Most of all, it seems that the materiality turn and the ontology turn largely converge. Exploring what deeply matters in the study of organizations and organizing leads (or should lead) to the reflexive identification of ontologies (Goodman, 2001); Coole and Frost, 2010; Introna, 2013; Jones, 2013; Kelly, 2014; de Vaujany and Mitev, 2016). Various answers exist about what deeply matters in the study of organizations and organizing, and what it means to be human, and how humanity is understood influences each perspective (Introna, 2013; de Vaujany and Mitev, 2016). For some, relations and associations (involved in movements and assemblages) are the key ontological units. For others, it is more at the level of agency and intentionality (more or less embodied) that the main ontological unit is situated. Lastly, for some other researchers, sociological matter, what is expected to endure across time and space, structures, infrastructures, and superstructures, are expected to be the key units of analysis.

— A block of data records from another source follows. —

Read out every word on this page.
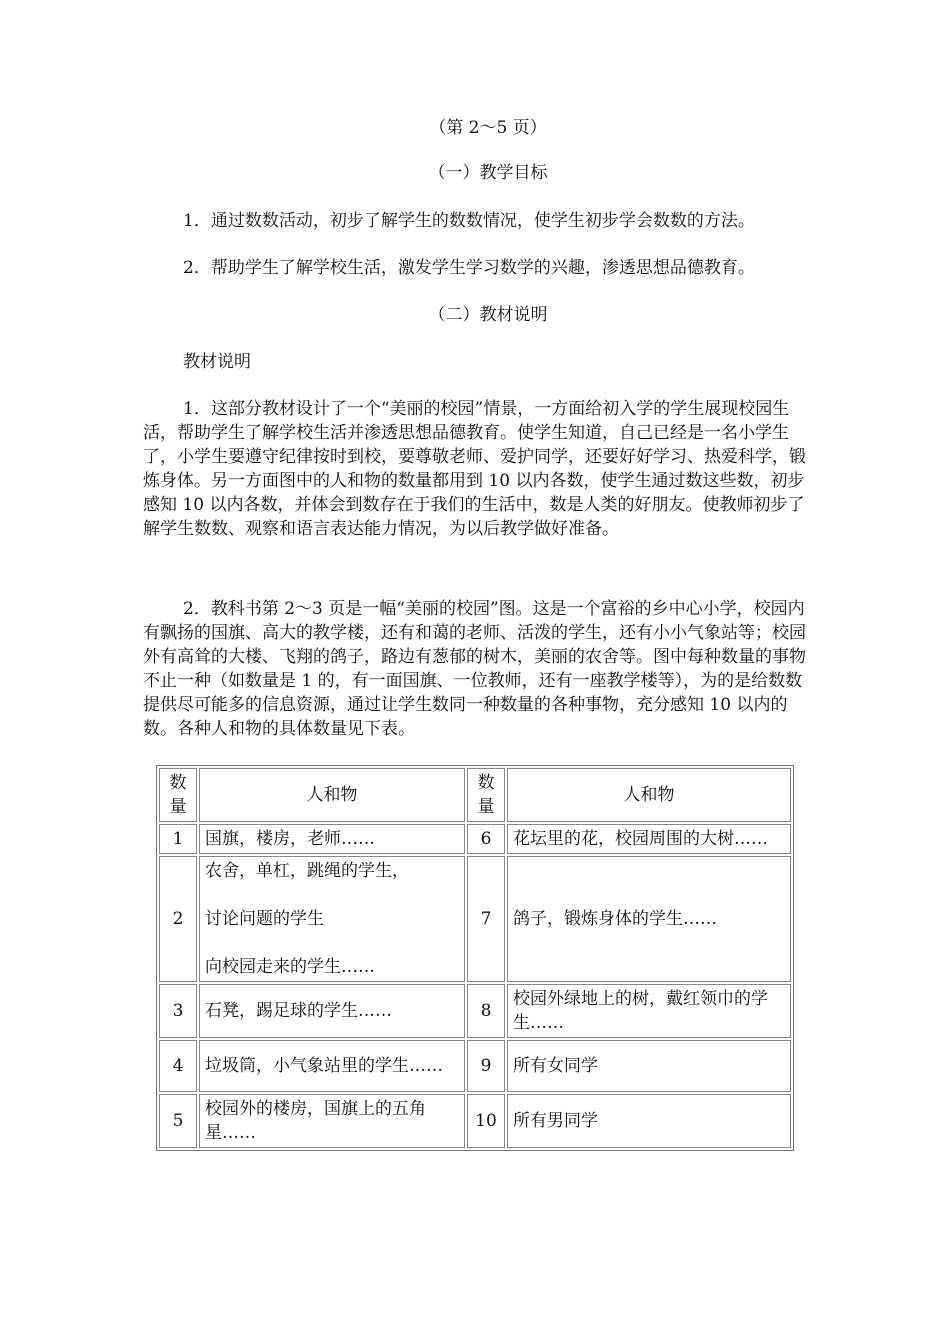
（第 2～5 页）
（一）教学目标
1．通过数数活动，初步了解学生的数数情况，使学生初步学会数数的方法。
2．帮助学生了解学校生活，激发学生学习数学的兴趣，渗透思想品德教育。
（二）教材说明
教材说明
1．这部分教材设计了一个“美丽的校园”情景，一方面给初入学的学生展现校园生活，帮助学生了解学校生活并渗透思想品德教育。使学生知道，自己已经是一名小学生了，小学生要遵守纪律按时到校，要尊敬老师、爱护同学，还要好好学习、热爱科学，锻炼身体。另一方面图中的人和物的数量都用到 10 以内各数，使学生通过数这些数，初步感知 10 以内各数，并体会到数存在于我们的生活中，数是人类的好朋友。使教师初步了解学生数数、观察和语言表达能力情况，为以后教学做好准备。
2．教科书第 2～3 页是一幅“美丽的校园”图。这是一个富裕的乡中心小学，校园内有飘扬的国旗、高大的教学楼，还有和蔼的老师、活泼的学生，还有小小气象站等；校园外有高耸的大楼、飞翔的鸽子，路边有葱郁的树木，美丽的农舍等。图中每种数量的事物不止一种（如数量是 1 的，有一面国旗、一位教师，还有一座教学楼等），为的是给数数提供尽可能多的信息资源，通过让学生数同一种数量的各种事物，充分感知 10 以内的数。各种人和物的具体数量见下表。
数量	人和物	数量	人和物
1	国旗，楼房，老师……	6	花坛里的花，校园周围的大树……
2	农舍，单杠，跳绳的学生，
讨论问题的学生
向校园走来的学生……	7	鸽子，锻炼身体的学生……
3	石凳，踢足球的学生……	8	校园外绿地上的树，戴红领巾的学生……
4	垃圾筒，小气象站里的学生……	9	所有女同学
5	校园外的楼房，国旗上的五角星……	10	所有男同学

The materiality turn strives to go beyond oppositional debates between various proponents of sociomateriality, such as agential realism vs. critical realism or interpretivism vs. performativity. In short, the material turn is a theoretical stream covering what is expected to endure across time and space, or what is temporally and spatially constituted through everyday activities, i.e. tools, objects, artefacts, technologies, built spaces, bodies and embodiment and their relationships with organizations and organizing (Miller, 1998; 2005; Carlile and Langley, 2013; Dameron, Lê and Lebaron, 2015).

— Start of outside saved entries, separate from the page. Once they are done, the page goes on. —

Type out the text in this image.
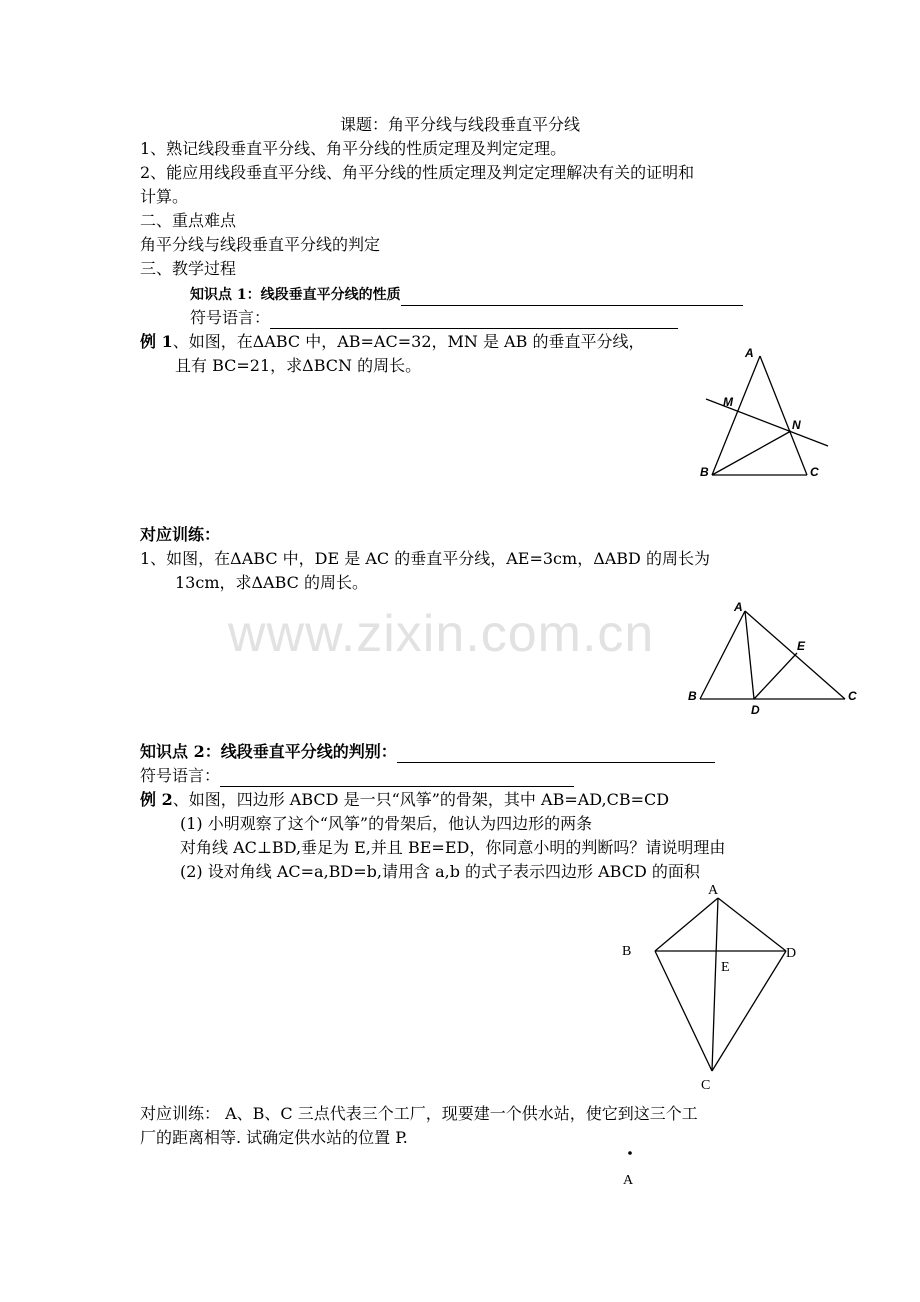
课题：角平分线与线段垂直平分线
1、熟记线段垂直平分线、角平分线的性质定理及判定定理。
2、能应用线段垂直平分线、角平分线的性质定理及判定定理解决有关的证明和
计算。
二、重点难点
角平分线与线段垂直平分线的判定
三、教学过程
知识点 1：线段垂直平分线的性质
符号语言：
例 1、如图，在ΔABC 中，AB=AC=32，MN 是 AB 的垂直平分线，
且有 BC=21，求ΔBCN 的周长。
A
M
N
B	C
对应训练：
1、如图，在ΔABC 中，DE 是 AC 的垂直平分线，AE=3cm，ΔABD 的周长为
13cm，求ΔABC 的周长。
www.zixin.com.cn	A
E
B
D
C
知识点 2：线段垂直平分线的判别：
符号语言：
例 2、如图，四边形 ABCD 是一只“风筝”的骨架，其中 AB=AD,CB=CD
(1) 小明观察了这个“风筝”的骨架后，他认为四边形的两条
对角线 AC⊥BD,垂足为 E,并且 BE=ED，你同意小明的判断吗？请说明理由
(2) 设对角线 AC=a,BD=b,请用含 a,b 的式子表示四边形 ABCD 的面积
A
B	D
E
C
对应训练： A、B、C 三点代表三个工厂，现要建一个供水站，使它到这三个工
厂的距离相等. 试确定供水站的位置 P.
A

The bulk of this stream of research hankers for post-discursive stances, i.e., visions which do not see language as a mere vehicle of representations and include non-linguistic (visual) elements in analysis (e.g,. through ethnographic analysis, see Meyer, Höllerer, Jancsary and Van Leeuwen, 2013). Some of these approaches adopt critical and historical views to explain how the materiality and semiosis of our world have changed in the post-WWII period (Hayles, 1999; de Vaujany and Mitev, 2015 ).

Paradoxically, ontogenesis itself then needs to be historicized. Some suggest overcoming at some point the materialist terminology for a more technicist one (Latour, 2014; Lemonnier, 2014). It is also an ontological debate (de Vaujany and Mitev, 2016) about the main assumptions underlying the theorizations involved, for instance, in the debates mentioned above.

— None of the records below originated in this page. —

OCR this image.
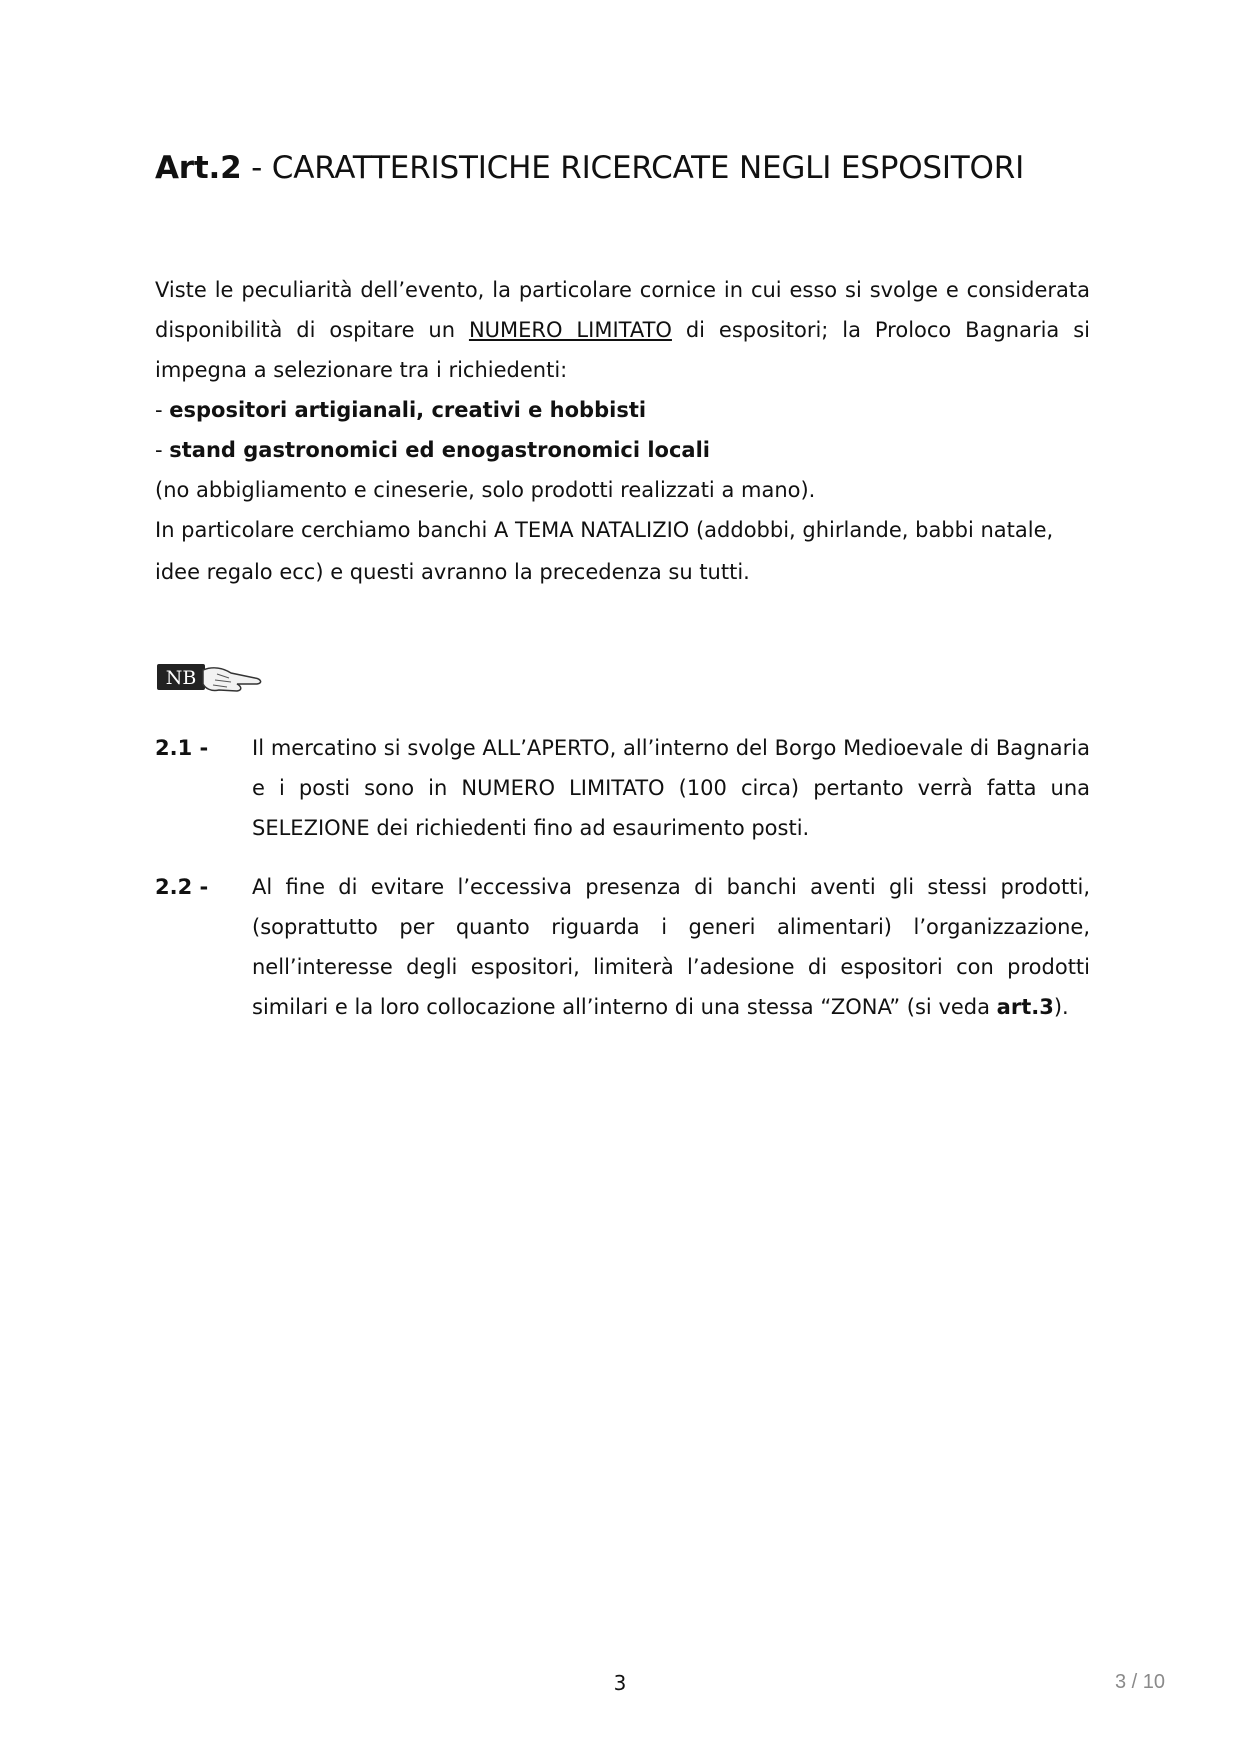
Art.2 - CARATTERISTICHE RICERCATE NEGLI ESPOSITORI

Viste le peculiarità dell’evento, la particolare cornice in cui esso si svolge e considerata disponibilità di ospitare un NUMERO LIMITATO di espositori; la Proloco Bagnaria si impegna a selezionare tra i richiedenti:

- espositori artigianali, creativi e hobbisti

- stand gastronomici ed enogastronomici locali

(no abbigliamento e cineserie, solo prodotti realizzati a mano).

In particolare cerchiamo banchi A TEMA NATALIZIO (addobbi, ghirlande, babbi natale,

idee regalo ecc) e questi avranno la precedenza su tutti.

NB
2.1 -	Il mercatino si svolge ALL’APERTO, all’interno del Borgo Medioevale di Bagnaria e i posti sono in NUMERO LIMITATO (100 circa) pertanto verrà fatta una SELEZIONE dei richiedenti fino ad esaurimento posti.
2.2 -	Al fine di evitare l’eccessiva presenza di banchi aventi gli stessi prodotti, (soprattutto per quanto riguarda i generi alimentari) l’organizzazione, nell’interesse degli espositori, limiterà l’adesione di espositori con prodotti similari e la loro collocazione all’interno di una stessa “ZONA” (si veda art.3).
3	3 / 10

Some of the key issues the materiality-turn addresses relate to: the entanglement of material and social elements in practices (Orlikowski, 2007); the problem of ethics in a complex world and the issue of control and moral delegations in a more and more digital world (Dale, 2005; Introna, 2013); materiality and regulation in a post-crisis economy (Wasserman and Frenkel, 2011); the temporal, spatial and material dimensions of legitimacy, institutional logics and legitimation which remain a key issue for managers and citizens (Jones, 2013); or the new modalities of collaboration involved in the rising collaborative economy, among others. The material turn is therefore not just philosophical and ontological discussions, but fundamentally about what is happening in organizations and societies.

==See also==
- New materialism
- Materiality (social sciences and humanities)

== Notes ==
[1] Ontology is about what is, in contrast to epistemology, which explores what we know and how we know it. For Bhaskar (1979)), one should avoid the epistemic fallacy, i.e., the conflation between what is and what we know. Beyond this strong statement (not ontologically neutral itself), it is probably important to keep in mind the possibility that epistemology and ontology sometimes need to be distinguished.
[2] The theoretical debate quickly leads to the ontological debate. For numerous researchers in organization studies, objects, instruments, and bodies cannot be research objects or relevant research objects per se. They need to be part of broader practices, activities, routines, or processes. Why, when, how? This corresponds to the ontological debate.